Overview of Posting:
This posting will be centered around the discussion of Wikipedia and its elements as a crowdsourcing tool. Specifically, we will be dissecting when the article was crated, how it was created, and the questions one ought to be asking when using or examining a Wikipedia article. For the purposes of this project we will be using the Wikipedia article on Digital Humanities, found here.
Moreover, this blog post will contain two main sections. The first is a brief discussion as to the structure of the Wikipedia article from the vantage point of a digital humanities professional. Looking at the creation of an debates around this article. Simply, this article will be used as a jumping point to discuss larger issues like crowdsourcing and opensourcing articles. The second section to this posting contains a brief user guide as to how to understand and use Wikipedia sources. I am not talking about how to search for articles, but, more importantly, how to understand an article’s source-base. Meaning, how to understand where to find its citations, and how to use its references in-light of the larger discussion of digital humanities and crowdsourcing.
Part I: Understanding Wikipedia: A General Overview
What questions do you need to ask about how the site was created?
- In order to best understand the evolution of the Wikipedia article, it is best to start with the site’s history: this is found under “Revision History” in the upper-right to the article. Found here. The question that should be answered first is: when was the article created? This helps to produces a timeline of events. If someone is familiar with the field of Digital Humanities (DH), then they have a general understanding as to when the field first emerged; therefore, one can safely guess the creation date of the article.
- The next question is who created the site? These beginning sites generally start when the field becomes more well-known, around 2006 in this case of the DH article. Moreover, these beginning sites are very barren, often only have a title and a general overview of the field or object in question. Then, clicking through the revision history, one can start to see more content added. Now, I know what some of you might be thinking, yes, vandalism on Wikipedia pages does happen, but not as often as one might believe. Roy Rosenzweig in his article “Can History Be Open Source?” states that Wikipedia has a dedicated community of volunteer editors that often fix vandalism, and, therefore, vandalism is much more rare as one would come to believe.
- After one has been able to see the date creation and contributors, one is also able to click on the contributors to see their profiles. This is extremely helpful to see who is contributing to the article, is it the common DH enthusiast or a professional? After a brief review, I can conclude that it is a mixture of both, professionals often add references or citations, while other editors add general article content.
Where should you go within the page to answer those questions?
- There are two locations that are very helpful when reviewing a Wikipedia page:
- The first is the “Revision History” section of the page. A picture of this page can be found below. This page offers a list of all revisions to the page and who made the revisions. This page is also very helpful when trying to understand how this page/article has evolved over time, and what sections of the article has more citations within it.

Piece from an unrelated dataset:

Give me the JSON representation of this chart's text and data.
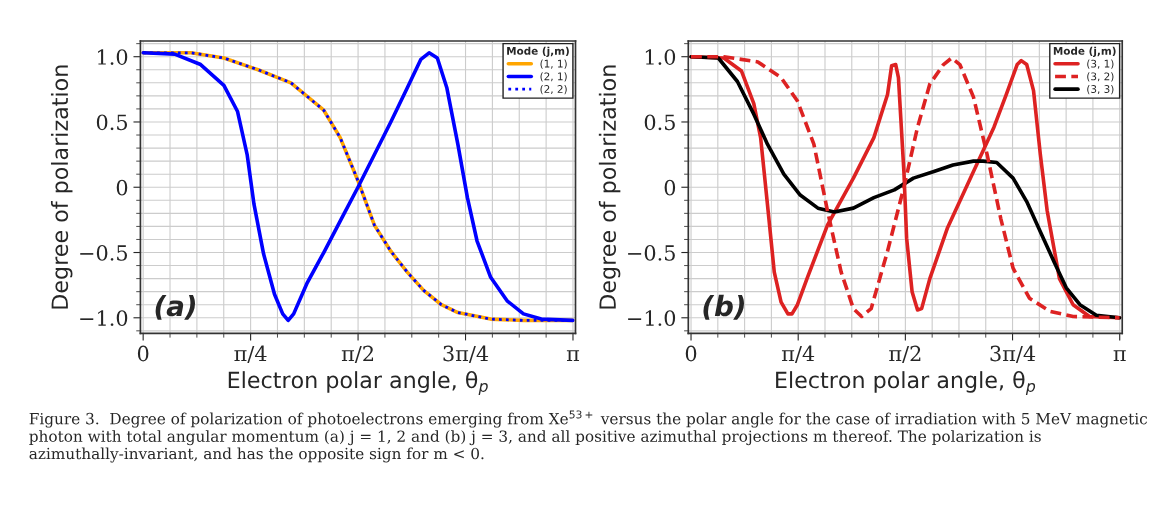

- The second part of an article that is the references or source section. This can be found at the bottom of the article. What makes this section so important is the fact that the meat-and-potatoes of the article rests within this section. In fact, a large amount of debate goes on behind the scenes as to which articles should be included. This debate takes place on the “Talk” section. It can be found in the upper-left part of the article. Here, contributors are able to talk about the items on the article and it anything needs to be changed. This is one of the most visible ways crowdsourcing is seen, through these inter-dialogue communications between the editors. A picture of this page is below.
How should you use that information when you read and assess the content of an article?
- Therefore, after you have considered all of these questions (curation date, curator, content manipulation and evolution, source addition, and editor commentary) how does this relate to the field of digital humanities? I’m glad you asked. Knowing these answers helps to understand how crowdsourcing works. In the end, crowdsourcing according to Mia Ridge’s article “Crowdsourcing Our Cultural Heritage” (found here) is issuing a general call for public help in either content creation or content correction. Understanding how users interact with the crowdsourced articles helps DH scholars understand, user interaction with the material. In other words, having the general public interact with the article by adding or fixing information allows for an opportunity to improve software and platform creation. Jon Undell in “Heavy Metal Umlaut” talks about crowdsourcing Wikipedia articles and how the larger community greatly contributes to the sources and structure of the article, not just simply fixing content added by project editors.
Part II: Using Wikipedia Sources
This section will be a brief paragraph for users of Wikipedia sources. Below, please find a picture of the first few sources. For this particular article on DH, there are 93 reference citations made. In fact, there was even a discussion by the volunteer editors as to which sources ought to be added. The discussion resulted in a conclusion that all sources ought to be academic or professional, from a reliable source-base.
Simply, this reference list offers a great example as to how crowdsourcing can create a singular place of knowledge. A collection of collections of sorts. One is able to see all of the great citations that have been gathered from many editors adding there input. However, even amongst the editor, like I said earlier, there is a discussion on what ought to count as a citation. David Averbach in his article “Encyclpedia Frown” states that crowdsourcing is an “experiment in controlled anarchy.” While I may think that is a bit extreme, it is clear by the massive source-base of professional and academic sources that this “experiment” is working.